In the final seconds of the game, the Crimson had put itself in prime position to advance to the semifinals, pulling ahead to a 3-2 lead with just 1:16 remaining in regulation. Overtime had seemed likely with 90 seconds to go but all of the sudden did not after Harvard’s late-game tally. Just about a minute later, however, overtime became imminent again. With an extra attacker on the ice, Yale maintained high pressure. As a point blast careened towards the net, traffic circled in front of Reed. Yale sophomore forward Claire Dalton made that traffic count, deflecting the puck in with just 14 seconds left in the third period. With the score locked at 3-3 and the momentum back in Bulldog control, Harvard had to regroup in the pre-overtime intermission.

“It takes character. We all came in definitely with our heads down a little bit, but right was ‘Hey, we’re still in this. We’ve dominated for most of the play. There are lucky bounces,’” Gilmore said. “We were prepared. That was our [sixth] overtime experience, most when we were ahead and had to fight through. The hockey game is definitely a game of mistakes, and you just have to bear with it and stay positive. Our team did a really good job of not dwelling on it, not pointing fingers...and coming out with the win together.”

With regulation complete and both teams having the time in the locker room to reorganize, the first overtime period began. Both teams pushed several promising chances to the opposing net and scrapped to protect their own goals. After all, each team’s season could end with one stray bounce of the puck, and the pace of play showed this urgency. Nonetheless, the clock ticked away, and still, no one had managed to score. While playoff and tournament overtimes are unlimited until someone scores, regular-season games end in a tie after one five-minute extra session. For most anyone involved, even those who had played longer overtime and shootout games before, triple-digit minutes were still unprecedented. Eventually, the unusual circumstances of triple overtime dawned on the players.

“You have to laugh about it a little,” Reed said. “You’re kind of like ‘Wow, we’re going into the second overtime. Wow, we’re going into the third overtime.

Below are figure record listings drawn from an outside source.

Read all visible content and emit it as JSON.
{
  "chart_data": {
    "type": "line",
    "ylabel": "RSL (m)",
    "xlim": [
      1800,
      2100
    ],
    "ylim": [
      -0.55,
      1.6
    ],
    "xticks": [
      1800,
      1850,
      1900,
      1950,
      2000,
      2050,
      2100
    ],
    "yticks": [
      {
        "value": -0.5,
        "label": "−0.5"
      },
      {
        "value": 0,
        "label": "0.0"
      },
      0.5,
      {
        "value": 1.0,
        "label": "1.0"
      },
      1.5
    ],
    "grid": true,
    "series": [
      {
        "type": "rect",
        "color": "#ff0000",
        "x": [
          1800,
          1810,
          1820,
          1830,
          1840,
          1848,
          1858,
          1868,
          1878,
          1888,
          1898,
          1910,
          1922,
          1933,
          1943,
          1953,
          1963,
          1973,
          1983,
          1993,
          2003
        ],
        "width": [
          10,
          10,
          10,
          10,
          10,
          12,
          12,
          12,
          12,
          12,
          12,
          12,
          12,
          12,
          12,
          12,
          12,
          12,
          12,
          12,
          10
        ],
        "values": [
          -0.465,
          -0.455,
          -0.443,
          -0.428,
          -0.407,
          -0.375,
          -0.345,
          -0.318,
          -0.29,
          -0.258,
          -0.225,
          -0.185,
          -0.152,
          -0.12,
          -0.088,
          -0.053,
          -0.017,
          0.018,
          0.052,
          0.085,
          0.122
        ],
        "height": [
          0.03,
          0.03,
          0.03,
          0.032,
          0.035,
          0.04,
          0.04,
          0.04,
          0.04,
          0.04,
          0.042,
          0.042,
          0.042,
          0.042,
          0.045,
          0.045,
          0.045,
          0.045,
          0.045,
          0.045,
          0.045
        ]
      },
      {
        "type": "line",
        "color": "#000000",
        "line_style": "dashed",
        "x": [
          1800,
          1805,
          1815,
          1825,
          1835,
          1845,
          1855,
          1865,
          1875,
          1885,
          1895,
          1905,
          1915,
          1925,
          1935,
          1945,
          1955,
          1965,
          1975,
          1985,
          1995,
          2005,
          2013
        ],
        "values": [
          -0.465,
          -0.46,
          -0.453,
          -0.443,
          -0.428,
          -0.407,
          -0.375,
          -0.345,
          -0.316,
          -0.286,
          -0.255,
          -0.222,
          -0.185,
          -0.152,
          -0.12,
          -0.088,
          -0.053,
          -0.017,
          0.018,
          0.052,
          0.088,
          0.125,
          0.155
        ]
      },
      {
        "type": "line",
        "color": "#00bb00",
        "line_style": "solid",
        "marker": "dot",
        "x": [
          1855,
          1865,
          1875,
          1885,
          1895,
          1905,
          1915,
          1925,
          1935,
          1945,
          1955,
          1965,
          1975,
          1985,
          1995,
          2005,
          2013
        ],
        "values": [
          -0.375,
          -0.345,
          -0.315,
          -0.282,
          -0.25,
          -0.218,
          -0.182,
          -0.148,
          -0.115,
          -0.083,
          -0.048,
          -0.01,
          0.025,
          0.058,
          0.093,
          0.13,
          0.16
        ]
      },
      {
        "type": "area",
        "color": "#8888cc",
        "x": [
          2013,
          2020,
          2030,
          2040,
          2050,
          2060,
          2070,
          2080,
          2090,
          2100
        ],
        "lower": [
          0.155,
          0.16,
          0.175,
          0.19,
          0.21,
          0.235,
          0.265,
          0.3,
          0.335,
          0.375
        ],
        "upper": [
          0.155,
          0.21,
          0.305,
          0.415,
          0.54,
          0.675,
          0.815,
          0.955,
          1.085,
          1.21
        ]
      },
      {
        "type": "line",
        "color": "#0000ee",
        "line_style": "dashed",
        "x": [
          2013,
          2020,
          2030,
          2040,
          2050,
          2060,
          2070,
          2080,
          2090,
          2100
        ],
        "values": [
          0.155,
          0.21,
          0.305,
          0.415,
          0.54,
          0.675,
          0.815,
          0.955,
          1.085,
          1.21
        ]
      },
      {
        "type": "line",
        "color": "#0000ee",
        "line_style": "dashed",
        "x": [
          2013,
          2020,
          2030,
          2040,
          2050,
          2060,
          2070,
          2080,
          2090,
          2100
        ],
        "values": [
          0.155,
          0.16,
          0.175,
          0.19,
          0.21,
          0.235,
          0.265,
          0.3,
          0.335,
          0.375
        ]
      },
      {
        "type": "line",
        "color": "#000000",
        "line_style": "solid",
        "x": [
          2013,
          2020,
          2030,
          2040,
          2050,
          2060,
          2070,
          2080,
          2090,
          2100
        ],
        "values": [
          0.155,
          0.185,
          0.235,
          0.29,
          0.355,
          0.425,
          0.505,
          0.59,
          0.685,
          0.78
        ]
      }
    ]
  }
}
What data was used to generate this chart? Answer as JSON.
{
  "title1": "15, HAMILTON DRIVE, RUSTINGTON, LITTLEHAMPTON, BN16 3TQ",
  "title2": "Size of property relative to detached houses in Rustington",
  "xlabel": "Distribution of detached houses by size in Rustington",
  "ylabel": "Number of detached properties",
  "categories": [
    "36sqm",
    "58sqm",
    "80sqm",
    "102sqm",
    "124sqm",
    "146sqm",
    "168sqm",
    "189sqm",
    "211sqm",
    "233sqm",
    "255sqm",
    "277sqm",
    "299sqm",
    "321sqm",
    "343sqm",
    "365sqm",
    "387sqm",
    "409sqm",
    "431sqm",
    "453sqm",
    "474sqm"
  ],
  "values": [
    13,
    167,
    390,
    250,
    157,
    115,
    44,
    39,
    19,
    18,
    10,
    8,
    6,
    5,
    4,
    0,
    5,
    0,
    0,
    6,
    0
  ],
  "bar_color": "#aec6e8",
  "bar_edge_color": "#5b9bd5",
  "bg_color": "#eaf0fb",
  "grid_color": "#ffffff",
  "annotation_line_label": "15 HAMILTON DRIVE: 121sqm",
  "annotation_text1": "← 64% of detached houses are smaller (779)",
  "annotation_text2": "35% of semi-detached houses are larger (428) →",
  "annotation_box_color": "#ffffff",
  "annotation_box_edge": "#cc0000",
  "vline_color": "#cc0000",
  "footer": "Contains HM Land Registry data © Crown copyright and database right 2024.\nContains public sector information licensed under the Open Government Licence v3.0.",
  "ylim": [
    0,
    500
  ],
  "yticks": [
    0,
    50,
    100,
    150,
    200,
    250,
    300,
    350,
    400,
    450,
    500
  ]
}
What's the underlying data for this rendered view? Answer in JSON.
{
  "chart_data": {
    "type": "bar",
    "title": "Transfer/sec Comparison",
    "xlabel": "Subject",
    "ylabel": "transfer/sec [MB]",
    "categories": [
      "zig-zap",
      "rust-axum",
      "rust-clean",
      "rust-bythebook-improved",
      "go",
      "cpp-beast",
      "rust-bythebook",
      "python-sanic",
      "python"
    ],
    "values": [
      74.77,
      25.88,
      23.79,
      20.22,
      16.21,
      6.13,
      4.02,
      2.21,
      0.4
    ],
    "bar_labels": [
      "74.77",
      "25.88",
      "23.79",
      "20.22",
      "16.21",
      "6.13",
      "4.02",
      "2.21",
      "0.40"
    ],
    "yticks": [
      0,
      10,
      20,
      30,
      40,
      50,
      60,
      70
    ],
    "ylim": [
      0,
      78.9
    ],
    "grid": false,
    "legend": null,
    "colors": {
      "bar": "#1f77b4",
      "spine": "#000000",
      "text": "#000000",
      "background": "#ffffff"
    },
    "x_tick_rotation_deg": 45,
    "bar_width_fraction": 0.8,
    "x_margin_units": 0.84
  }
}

What is happening?’ Coach would come in between the periods and be like, ‘Alright, second overtime, I’ll give you two days off now. Third overtime, three days off.’ Using the comedy aspect helped ease the tension and pressure because it was next goal and your season is over.”

Amidst the exhaustion of four hours and 21 minutes of gameplay, the roller coaster of emotions in a back-and-forth game, and the realization that something truly strange and incredible was happening, it all suddenly came to an end with one shot. At nearly 6:30 p.m. Gilmore pounced on a loose puck in front of Yale junior goaltender Gianna Meloni, off of a feed from co-captain and forward Kat Hughes, and powered it into the back of the net.


The Crimson’s season did end six days later on March 7 at the hands of top-seeded Cornell, and indeed all NCAA seasons ended on March 12 as a result of the COVID-19 pandemic. Since the end of the season, the team has begun its preparation for next year. Junior defender Emma Buckles and junior goaltender Becky Dutton have been selected as captains, and the 2024 recruiting class has been announced. And while uncertainty about the fall semester and upcoming sports seasons remains, the lasting effects and memories of this game will persist nonetheless.

“It really bonds us together,” Reed said. “It shows that, no matter what happens, our mentality as a team is ‘We’re tough.’ You can take us to three overtimes, but in our own locker room, we know that we can still overcome our situation.”